With MCMC sampling there are two estimates of the marginal inclusion probabilities: object$probne0
which are obtained by using the renormalized posterior odds from sampled models to estimate probabilities and the estimates based on Monte Carlo frequencies object$probs.MCMC
. These should be in close agreement if the MCMC sampler has run for enough iterations.
BAS
includes a diagnostic function to compare the two sets of estimates of posterior inclusion probabilities and posterior model probabilities
diagnostics(crime.ZS, type="pip", pch=16)

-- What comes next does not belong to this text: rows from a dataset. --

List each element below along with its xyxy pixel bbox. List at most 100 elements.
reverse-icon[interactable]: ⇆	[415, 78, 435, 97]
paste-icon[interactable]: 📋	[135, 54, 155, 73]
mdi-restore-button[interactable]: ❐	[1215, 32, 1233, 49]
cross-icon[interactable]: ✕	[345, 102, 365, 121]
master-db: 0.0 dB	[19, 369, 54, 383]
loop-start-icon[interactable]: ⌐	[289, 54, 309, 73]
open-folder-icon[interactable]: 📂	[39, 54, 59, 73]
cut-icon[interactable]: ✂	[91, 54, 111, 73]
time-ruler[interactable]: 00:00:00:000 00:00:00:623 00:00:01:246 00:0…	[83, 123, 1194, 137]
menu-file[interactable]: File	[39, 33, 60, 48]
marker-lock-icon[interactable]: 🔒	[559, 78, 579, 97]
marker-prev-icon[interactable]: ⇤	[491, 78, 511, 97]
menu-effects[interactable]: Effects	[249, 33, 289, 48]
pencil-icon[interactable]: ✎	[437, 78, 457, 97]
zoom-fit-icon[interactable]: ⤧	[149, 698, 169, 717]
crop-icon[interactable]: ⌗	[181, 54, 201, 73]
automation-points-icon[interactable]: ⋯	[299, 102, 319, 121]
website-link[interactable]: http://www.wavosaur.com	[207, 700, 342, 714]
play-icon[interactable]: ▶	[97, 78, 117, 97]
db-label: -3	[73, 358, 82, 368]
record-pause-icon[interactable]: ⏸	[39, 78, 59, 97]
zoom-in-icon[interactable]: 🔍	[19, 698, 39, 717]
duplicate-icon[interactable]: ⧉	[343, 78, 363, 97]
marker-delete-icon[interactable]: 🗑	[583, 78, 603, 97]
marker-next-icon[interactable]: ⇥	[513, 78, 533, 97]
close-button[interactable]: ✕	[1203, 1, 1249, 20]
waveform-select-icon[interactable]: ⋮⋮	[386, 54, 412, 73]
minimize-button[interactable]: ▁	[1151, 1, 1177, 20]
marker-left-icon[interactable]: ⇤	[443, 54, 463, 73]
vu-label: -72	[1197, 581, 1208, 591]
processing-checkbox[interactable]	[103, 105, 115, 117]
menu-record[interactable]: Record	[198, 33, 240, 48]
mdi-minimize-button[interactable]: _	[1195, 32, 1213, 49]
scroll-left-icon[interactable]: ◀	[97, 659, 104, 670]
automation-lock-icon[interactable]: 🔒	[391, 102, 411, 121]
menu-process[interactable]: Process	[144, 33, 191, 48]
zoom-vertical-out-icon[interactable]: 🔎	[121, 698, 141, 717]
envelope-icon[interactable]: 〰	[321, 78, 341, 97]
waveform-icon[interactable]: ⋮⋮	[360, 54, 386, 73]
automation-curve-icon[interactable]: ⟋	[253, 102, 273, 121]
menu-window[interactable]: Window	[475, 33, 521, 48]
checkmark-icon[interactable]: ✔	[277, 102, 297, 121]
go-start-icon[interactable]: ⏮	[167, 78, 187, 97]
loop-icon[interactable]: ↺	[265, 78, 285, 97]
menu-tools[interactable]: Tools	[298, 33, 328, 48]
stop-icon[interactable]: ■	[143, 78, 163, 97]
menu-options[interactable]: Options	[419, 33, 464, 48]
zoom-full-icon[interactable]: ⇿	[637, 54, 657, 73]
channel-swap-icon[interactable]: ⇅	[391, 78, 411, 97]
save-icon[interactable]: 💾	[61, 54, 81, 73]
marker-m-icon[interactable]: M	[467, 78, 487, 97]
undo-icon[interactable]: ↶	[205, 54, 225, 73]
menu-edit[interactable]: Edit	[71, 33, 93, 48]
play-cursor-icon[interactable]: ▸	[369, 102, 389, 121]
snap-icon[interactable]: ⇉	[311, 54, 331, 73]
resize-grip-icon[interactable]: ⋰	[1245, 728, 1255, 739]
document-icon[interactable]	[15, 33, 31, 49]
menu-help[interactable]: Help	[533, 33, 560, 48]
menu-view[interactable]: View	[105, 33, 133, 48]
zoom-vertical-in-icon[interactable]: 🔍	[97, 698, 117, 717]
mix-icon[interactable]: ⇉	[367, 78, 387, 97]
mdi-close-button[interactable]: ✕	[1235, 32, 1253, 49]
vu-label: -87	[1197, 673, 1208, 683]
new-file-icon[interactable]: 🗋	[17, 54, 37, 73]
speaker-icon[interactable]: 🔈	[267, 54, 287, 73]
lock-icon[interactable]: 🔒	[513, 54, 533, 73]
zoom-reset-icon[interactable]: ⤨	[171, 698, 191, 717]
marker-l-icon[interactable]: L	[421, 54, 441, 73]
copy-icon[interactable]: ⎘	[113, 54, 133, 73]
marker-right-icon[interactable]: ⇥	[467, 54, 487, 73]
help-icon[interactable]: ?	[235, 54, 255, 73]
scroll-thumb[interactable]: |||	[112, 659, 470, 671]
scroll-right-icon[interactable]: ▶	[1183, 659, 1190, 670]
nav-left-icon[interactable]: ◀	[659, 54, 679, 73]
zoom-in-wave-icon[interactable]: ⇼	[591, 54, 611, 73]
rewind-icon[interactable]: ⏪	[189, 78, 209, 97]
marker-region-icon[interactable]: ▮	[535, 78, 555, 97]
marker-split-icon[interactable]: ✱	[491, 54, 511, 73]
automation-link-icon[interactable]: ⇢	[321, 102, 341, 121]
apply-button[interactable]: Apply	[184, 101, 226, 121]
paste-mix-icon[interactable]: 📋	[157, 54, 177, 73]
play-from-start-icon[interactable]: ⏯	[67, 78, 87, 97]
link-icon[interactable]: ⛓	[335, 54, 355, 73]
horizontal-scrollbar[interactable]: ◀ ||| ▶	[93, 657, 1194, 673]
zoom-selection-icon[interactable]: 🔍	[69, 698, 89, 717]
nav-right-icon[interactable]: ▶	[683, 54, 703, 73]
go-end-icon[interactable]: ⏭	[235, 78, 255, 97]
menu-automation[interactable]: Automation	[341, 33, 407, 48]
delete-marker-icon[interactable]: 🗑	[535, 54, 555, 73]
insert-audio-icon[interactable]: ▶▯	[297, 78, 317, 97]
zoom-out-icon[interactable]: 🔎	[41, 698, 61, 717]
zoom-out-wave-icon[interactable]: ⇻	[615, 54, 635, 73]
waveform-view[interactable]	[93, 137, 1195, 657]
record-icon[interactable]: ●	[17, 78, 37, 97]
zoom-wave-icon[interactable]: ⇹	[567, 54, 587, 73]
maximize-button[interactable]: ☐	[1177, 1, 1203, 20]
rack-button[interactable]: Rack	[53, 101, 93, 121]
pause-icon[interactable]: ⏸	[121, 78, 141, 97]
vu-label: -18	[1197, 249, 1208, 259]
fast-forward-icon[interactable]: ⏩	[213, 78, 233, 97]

diagnostics(crime.ZS, type="model", pch=16)
In the left hand plot of pips, each point represents one posterior inclusion probability for the 15 variables estimated under the two methods. The two estimators are in pretty close agreement. The plot of the model probabilites suggests that we should use more MCMC.iterations
if we want more accurate estimates of the posterior model probabilities.
crime.ZS = bas.lm(y ~ .,
data=UScrime,
prior="ZS-null",
modelprior=uniform(),
method = "MCMC", MCMC.iterations = 10^6)
diagnostics(crime.ZS, type="model", pch=16)
BAS
includes other prior distributions on coefficients and models, as well as bas.glm
for fitting Generalized Linear Models. Some of the syntax for bas.glm and bas.lm have not converged, particularly how some of the priors are represented, so do please see the documentation for more features and details until this is updated!